The data code 27 can in turn be determined from the two data signals 20 and 21 and the reconstructed clock signal 23, and a total of four states can be distinguished.

Conductive polymers in particular, such as PEDOT or PANI, can be considered as electrically conductive material. If the electrically conductive material can be printed by means of a mass printing method, in particular by means of relief printing, intaglio printing or planographic printing, manufacture of the data carrier is especially cost-effective. Because the information tracks contain both a data signal and a clock signal, a reliable read-out of a printed data carrier can be ensured even at a variable read speed.

So that the interpolation according to the second exemplary embodiment can function, the information tracks must comply with specific requirements. Thus, the simultaneous “0” state may not occur arbitrarily often in succession in the information tracks, as otherwise the discontinuities in the incomplete clock signal 22 become too large to be capable of being supplemented by interpolation. This requirement must be taken into account as early as the stage of generating or individualising the printed information tracks.

Furthermore, in this method the maximum change in the read speed is limited. If the read speed alters too quickly, the true characteristic of the clocking may possibly not be reconstructed in the discontinuities. The stipulation of how often in succession the “0” state may occur must be established anew for each application of the method. It depends substantially on how quickly the read speed can change.

Claims

1. A method for storing and reading a data code, wherein a least two information tracks (2, 3) of electrically conductive material are printed onto a substrate in such a way that by parallel reading of the at least two information tracks a clock signal (10; 18; 23) and a data signal (11; 16, 17; 20, 21) are determined, by means of which the data code is formed, characterised in that the clock signal (18, 22) is formed by logic ORing of the information tracks (2, 3) and the data code (19, 27) is determined by interpreting the information tracks (2, 3) taking account of the clock signal.

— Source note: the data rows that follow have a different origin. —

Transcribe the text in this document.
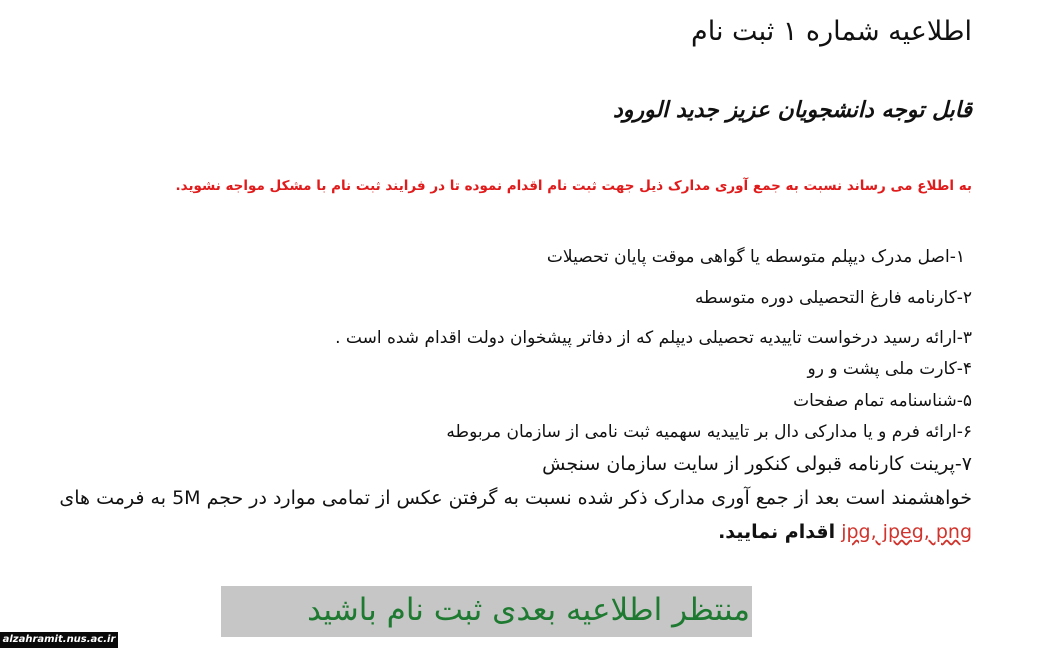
اطلاعیه شماره ۱ ثبت نام
قابل توجه دانشجویان عزیز جدید الورود
به اطلاع می رساند نسبت به جمع آوری مدارک ذیل جهت ثبت نام اقدام نموده تا در فرایند ثبت نام با مشکل مواجه نشوید.
۱-اصل مدرک دیپلم متوسطه یا گواهی موقت پایان تحصیلات
۲-کارنامه فارغ التحصیلی دوره متوسطه
۳-ارائه رسید درخواست تاییدیه تحصیلی دیپلم که از دفاتر پیشخوان دولت اقدام شده است .
۴-کارت ملی پشت و رو
۵-شناسنامه تمام صفحات
۶-ارائه فرم و یا مدارکی دال بر تاییدیه سهمیه ثبت نامی از سازمان مربوطه
۷-پرینت کارنامه قبولی کنکور از سایت سازمان سنجش

خواهشمند است بعد از جمع آوری مدارک ذکر شده نسبت به گرفتن عکس از تمامی موارد در حجم 5M به فرمت های jpg, jpeg, png اقدام نمایید.

منتظر اطلاعیه بعدی ثبت نام باشید
alzahramit.nus.ac.ir
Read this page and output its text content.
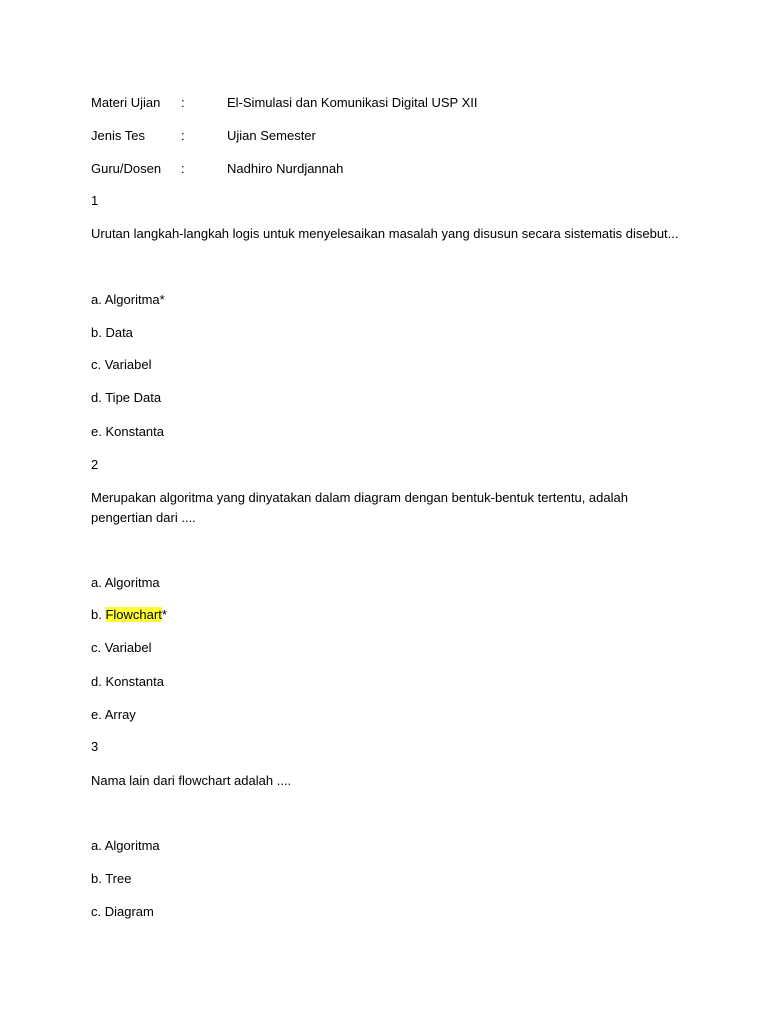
Materi Ujian :	El-Simulasi dan Komunikasi Digital USP XII
Jenis Tes	:	Ujian Semester
Guru/Dosen :	Nadhiro Nurdjannah
1
Urutan langkah-langkah logis untuk menyelesaikan masalah yang disusun secara sistematis disebut...
a. Algoritma*
b. Data
c. Variabel
d. Tipe Data
e. Konstanta
2
Merupakan algoritma yang dinyatakan dalam diagram dengan bentuk-bentuk tertentu, adalah pengertian dari ....
a. Algoritma
b. Flowchart*
c. Variabel
d. Konstanta
e. Array
3
Nama lain dari flowchart adalah ....
a. Algoritma
b. Tree
c. Diagram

2. A method according to claim 1, characterised in that the at least two information tracks (2, 3) are constructed in such a way that during each clock cycle the presence of the “0” state simultaneously in both information tracks (2, 3) is excluded.

3. A method according to claim 1, characterised in that the clock signal (23) is determined by the logic ORing of the information tracks (2, 3) and interpolating any discontinuities.

4. A method according to claim 1, characterised in that a change in the read speed of the two information tracks (2, 3) is allowed.

5. A method according to claim 1, characterised in that conductive polymers, in particular PEDOT or PANI are used as the electrically conductive material.

6. A method according to claim 6, characterised in that the electrically conductive material is printed by means of a mass printing method, in particular by means of relief printing, intaglio printing or planographic printing.

7. A method according to claim 6, characterised in that the information tracks (2, 3) are formed by a binary code.

8. A data carrier (1) for storing a data code (13; 19; 27), having a least two information tracks (2, 3) of electrically conductive material printed onto a substrate, the information tracks containing both a data signal (11; 16, 17; 20, 21) and a clock signal (10; 18; 23), characterised in that the clock signal (18, 22) is formed by logic ORing of the information tracks (2, 3) and the data code (19, 27) is determined by interpreting the information tracks (2, 3) taking account of the clock signal.

9. A data carrier according to claim 8, characterised in that the electrically conductive material comprises conductive polymers, in particular PEDOT or PANI.

10. A data carrier according to claim 8, characterised in that the information tracks (2, 3) are formed by a line sequence.